Spatio-temporal analysis of changes occurring in land use and its impact on land surface temperature

This study shows how remote sensing and Geographic Information System (GIS) can extract land surface temperature (LST) from the Landsat 5, 7, and 8 datasets. In this research, LST over Kharun’s lower catchment, located in Chhattisgarh, India, has been estimated. LST data from 2000, 2006, 2011, 2016, and 2021 were analyzed to see how the LULC pattern changed and how that changed LST. In 2000, the average temperature of the study region was 27.73 °C, whereas in 2021, it reached 33.47 °C. When the average temperature values for each class were determined, it was discovered that forest and adjacent waterbodies had the lowest values, with about 24.15 °C in 2000 and 27.65 °C in 2021, whereas urban regions had more variation in values, ranging from 30.15 °C in 2000 to 38.95 °C in 2021. There could be an increase in LST over time because cities are replacing the green cover. For example, there was a notable increase of 5.74 °C in the mean LST over the research area.
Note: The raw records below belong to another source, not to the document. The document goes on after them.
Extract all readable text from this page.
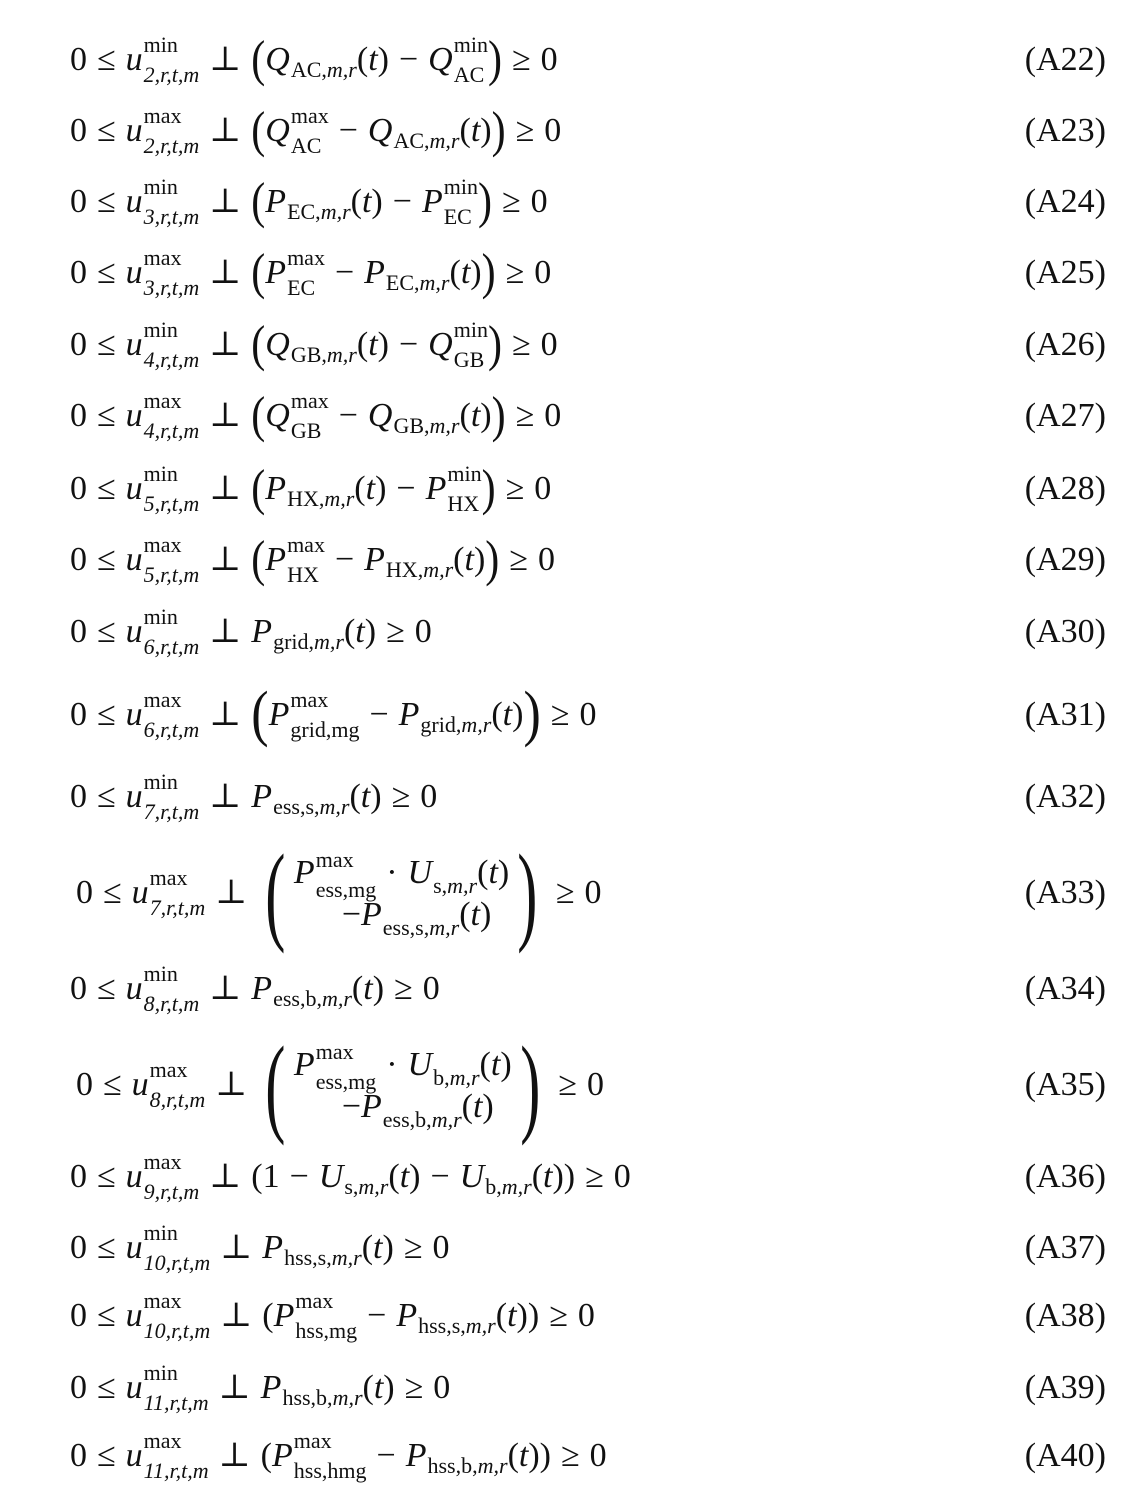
0 ≤ u min
2,r,t,m ⊥ ( Q AC,m,r ( t ) − Q min
AC ) ≥ 0	(A22)
0 ≤ u max
2,r,t,m ⊥ ( Q max
AC − Q AC,m,r ( t ) ) ≥ 0	(A23)
0 ≤ u min
3,r,t,m ⊥ ( P EC,m,r ( t ) − P min
EC ) ≥ 0	(A24)
0 ≤ u max
3,r,t,m ⊥ ( P max
EC − P EC,m,r ( t ) ) ≥ 0	(A25)
0 ≤ u min
4,r,t,m ⊥ ( Q GB,m,r ( t ) − Q min
GB ) ≥ 0	(A26)
0 ≤ u max
4,r,t,m ⊥ ( Q max
GB − Q GB,m,r ( t ) ) ≥ 0	(A27)
0 ≤ u min
5,r,t,m ⊥ ( P HX,m,r ( t ) − P min
HX ) ≥ 0	(A28)
0 ≤ u max
5,r,t,m ⊥ ( P max
HX − P HX,m,r ( t ) ) ≥ 0	(A29)
0 ≤ u min
6,r,t,m ⊥ P grid,m,r ( t ) ≥ 0	(A30)
0 ≤ u max
6,r,t,m ⊥ ( P max
grid,mg − P grid,m,r ( t ) ) ≥ 0	(A31)
0 ≤ u min
7,r,t,m ⊥ P ess,s,m,r ( t ) ≥ 0	(A32)
0 ≤ u max
7,r,t,m ⊥ ( P max
$ess,mg \cdot U_{s,m,r}(t)$
$-P_{ess,s,m,r}(t)$ ) ≥ 0	(A33)
0 ≤ u min
8,r,t,m ⊥ P ess,b,m,r ( t ) ≥ 0	(A34)
0 ≤ u max
8,r,t,m ⊥ ( P max
$ess,mg \cdot U_{b,m,r}(t)$
$-P_{ess,b,m,r}(t)$ ) ≥ 0	(A35)
0 ≤ u max
9,r,t,m ⊥ (1 − U s,m,r ( t ) − U b,m,r ( t )) ≥ 0	(A36)
0 ≤ u min
10,r,t,m ⊥ P hss,s,m,r ( t ) ≥ 0	(A37)
0 ≤ u max
10,r,t,m ⊥ ( P max
hss,mg − P hss,s,m,r ( t )) ≥ 0	(A38)
0 ≤ u min
11,r,t,m ⊥ P hss,b,m,r ( t ) ≥ 0	(A39)
0 ≤ u max
11,r,t,m ⊥ ( P max
hss,hmg − P hss,b,m,r ( t )) ≥ 0	(A40)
The findings revealed that places with extensive urban sprawl had LST between 26 and 45°, which was greater than other natural land cover types, such as vegetation and waterbodies, which was between 24 and 35°. These findings support the suggested method’s effectiveness for retrieving LST from the Landsat 5, 7, and 8 thermal bands when combined with integrated GIS approaches. So, the goal of this study is to look at Land Use Change (LUC) and changes in LST using Landsat data and figure out how they are related to LST, the Normalized Difference Vegetation Index (NDVI), and the Normalized Built-up Index (NDBI), which are used as major components.